View the animation How Do Viruses Reproduce?
In this video, you see how the virus makes copies of itself. The video shows the cold virus big enough to see. You can see the body’s cells dwarf the virus. How does the tiny virus attack and defeat the much bigger cells? Its secret is its genetic blueprints. In some viruses, the blueprints are made of DNA. In other viruses, the genetic blueprints are composed of RNA. This video shows a virus with genetic blueprints made of DNA. Watch the video to see how the viral DNA takes over the cell. It forces the cell to make more virus particles. It does this by hijacking the cells’ protein-making machinery. So, instead of doing their regular job in your body, the cells make virus particles. Thousands of virus particles can be made by a single hijacked cell. Each new virus particle can then go on to infect another cell.
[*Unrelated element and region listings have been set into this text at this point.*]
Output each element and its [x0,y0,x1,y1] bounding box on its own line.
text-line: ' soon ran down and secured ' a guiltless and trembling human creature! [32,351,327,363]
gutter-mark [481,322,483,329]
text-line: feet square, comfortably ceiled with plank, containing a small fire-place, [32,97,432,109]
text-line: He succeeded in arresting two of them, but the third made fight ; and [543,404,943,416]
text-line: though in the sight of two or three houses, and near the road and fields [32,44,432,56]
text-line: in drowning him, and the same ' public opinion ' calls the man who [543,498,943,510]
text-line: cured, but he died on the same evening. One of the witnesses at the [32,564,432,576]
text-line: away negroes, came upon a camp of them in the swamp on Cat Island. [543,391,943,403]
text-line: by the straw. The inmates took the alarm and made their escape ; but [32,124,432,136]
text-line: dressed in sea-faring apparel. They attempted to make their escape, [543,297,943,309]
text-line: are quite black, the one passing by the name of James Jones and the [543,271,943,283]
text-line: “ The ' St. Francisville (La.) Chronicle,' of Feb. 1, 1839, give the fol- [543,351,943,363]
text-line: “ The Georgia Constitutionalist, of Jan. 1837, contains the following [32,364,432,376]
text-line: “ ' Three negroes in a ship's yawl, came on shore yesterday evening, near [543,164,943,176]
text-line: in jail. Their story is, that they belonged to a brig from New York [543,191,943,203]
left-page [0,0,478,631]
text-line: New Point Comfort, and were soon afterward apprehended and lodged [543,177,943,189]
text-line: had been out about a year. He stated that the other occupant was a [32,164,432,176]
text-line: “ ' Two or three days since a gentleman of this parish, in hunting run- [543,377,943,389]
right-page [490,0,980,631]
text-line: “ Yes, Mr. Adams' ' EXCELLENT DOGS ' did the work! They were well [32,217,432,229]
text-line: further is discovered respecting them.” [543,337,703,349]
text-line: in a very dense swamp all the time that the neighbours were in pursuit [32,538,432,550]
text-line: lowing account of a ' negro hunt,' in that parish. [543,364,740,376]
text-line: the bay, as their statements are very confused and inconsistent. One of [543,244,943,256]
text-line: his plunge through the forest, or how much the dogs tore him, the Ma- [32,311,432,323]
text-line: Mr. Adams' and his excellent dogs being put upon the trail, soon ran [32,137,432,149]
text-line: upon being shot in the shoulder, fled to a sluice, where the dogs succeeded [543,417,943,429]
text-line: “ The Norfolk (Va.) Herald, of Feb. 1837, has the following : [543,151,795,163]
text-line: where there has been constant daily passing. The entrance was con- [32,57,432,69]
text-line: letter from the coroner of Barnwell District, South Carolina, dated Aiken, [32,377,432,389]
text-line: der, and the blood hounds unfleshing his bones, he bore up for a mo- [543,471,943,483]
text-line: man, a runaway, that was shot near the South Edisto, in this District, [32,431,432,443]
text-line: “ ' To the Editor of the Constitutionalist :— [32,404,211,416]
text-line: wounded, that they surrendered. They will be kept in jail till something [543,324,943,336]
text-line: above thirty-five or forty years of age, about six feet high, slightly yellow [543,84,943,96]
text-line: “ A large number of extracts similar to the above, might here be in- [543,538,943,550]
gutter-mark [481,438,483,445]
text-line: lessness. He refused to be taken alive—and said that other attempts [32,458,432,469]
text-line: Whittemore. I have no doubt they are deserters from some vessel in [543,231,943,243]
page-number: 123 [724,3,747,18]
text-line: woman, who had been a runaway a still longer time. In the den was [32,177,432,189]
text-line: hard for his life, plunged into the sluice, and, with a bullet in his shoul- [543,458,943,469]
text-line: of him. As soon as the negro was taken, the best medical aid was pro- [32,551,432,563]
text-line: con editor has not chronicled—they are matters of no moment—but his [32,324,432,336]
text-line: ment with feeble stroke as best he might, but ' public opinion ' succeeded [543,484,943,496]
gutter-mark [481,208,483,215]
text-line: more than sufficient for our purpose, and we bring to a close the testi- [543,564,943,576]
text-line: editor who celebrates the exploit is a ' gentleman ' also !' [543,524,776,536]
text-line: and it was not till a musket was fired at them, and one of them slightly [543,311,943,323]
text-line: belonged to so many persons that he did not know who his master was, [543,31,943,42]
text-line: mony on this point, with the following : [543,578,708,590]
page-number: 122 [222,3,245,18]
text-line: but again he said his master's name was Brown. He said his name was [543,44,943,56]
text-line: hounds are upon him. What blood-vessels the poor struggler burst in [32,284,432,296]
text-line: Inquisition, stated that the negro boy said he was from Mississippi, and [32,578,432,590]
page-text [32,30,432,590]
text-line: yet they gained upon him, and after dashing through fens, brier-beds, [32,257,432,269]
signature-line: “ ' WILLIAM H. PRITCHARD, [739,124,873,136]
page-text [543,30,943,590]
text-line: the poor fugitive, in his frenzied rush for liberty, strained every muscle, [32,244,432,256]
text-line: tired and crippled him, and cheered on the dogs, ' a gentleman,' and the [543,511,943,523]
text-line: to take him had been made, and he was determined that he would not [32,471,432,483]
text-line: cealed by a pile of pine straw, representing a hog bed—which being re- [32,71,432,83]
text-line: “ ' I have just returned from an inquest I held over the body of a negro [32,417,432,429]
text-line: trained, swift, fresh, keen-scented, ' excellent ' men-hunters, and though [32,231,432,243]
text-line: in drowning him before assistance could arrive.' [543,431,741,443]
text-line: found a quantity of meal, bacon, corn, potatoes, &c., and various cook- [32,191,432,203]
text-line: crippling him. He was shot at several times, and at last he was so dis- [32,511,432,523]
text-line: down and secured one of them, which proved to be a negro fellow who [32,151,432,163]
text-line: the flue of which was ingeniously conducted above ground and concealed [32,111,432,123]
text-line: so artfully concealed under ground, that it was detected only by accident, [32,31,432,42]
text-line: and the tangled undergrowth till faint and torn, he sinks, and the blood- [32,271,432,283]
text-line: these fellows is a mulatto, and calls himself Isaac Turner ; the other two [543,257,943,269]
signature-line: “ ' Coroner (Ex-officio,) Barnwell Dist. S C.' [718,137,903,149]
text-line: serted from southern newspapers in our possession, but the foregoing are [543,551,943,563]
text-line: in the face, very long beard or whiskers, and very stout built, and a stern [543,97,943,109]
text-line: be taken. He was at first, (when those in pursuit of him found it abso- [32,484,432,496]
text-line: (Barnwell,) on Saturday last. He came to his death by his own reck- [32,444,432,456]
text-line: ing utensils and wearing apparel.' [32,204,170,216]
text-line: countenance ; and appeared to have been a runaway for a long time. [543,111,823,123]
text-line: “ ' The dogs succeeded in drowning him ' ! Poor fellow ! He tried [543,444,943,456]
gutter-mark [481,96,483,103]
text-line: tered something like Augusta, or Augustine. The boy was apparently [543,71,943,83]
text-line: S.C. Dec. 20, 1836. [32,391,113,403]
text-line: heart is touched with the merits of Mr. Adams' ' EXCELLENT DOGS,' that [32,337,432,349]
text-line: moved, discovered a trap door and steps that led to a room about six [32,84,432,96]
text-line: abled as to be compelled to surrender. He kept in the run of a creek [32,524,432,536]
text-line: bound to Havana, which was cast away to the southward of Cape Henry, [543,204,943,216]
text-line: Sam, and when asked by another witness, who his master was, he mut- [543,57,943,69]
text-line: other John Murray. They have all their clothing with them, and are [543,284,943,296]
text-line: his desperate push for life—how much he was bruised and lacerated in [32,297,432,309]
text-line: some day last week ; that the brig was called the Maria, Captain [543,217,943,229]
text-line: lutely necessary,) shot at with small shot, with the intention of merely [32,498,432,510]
Now, you can see why you get sick. Cells are dying. Viruses are spreading. Your immune system responds in several ways. It creates mucus to get rid of viruses in the cells lining the nose and the sinuses. Mucus irritates the throat’s delicate lining, causing sore throat. A headache and fever may also be part of the body’s response. The fever is a result of the body temperature increasing to make it harder for viruses to keep reproducing.
Yes, cold or flu symptoms can be nasty. But remember that they’re really your body’s way of making you better!
Check Your Understanding Question
Each cell infected by the influenza A virus can produce from 1,000 to 10,000 virions (virus particles). Assume one cell releases 1,000 virions in four hours. How long would it take for a million cells to be infected?
Answer
The key is to understand that each virion can infect one cell every four hours.
- First four hours: one cell produces 1,000 virions. Each of these infects a cell. Total number of cells infected = 1,000.
- Second four hours = each cell produces 1,000 virions. Each of these infects a cell. Total number of cells infected = 1,000 x 1,000 = 1,000,000.
- Therefore, it takes 2 x 4 = 8 hours to infect a million cells from one infected cell initially.
This is the third in a series of postings highlighting our Vaccine Makers Project animations.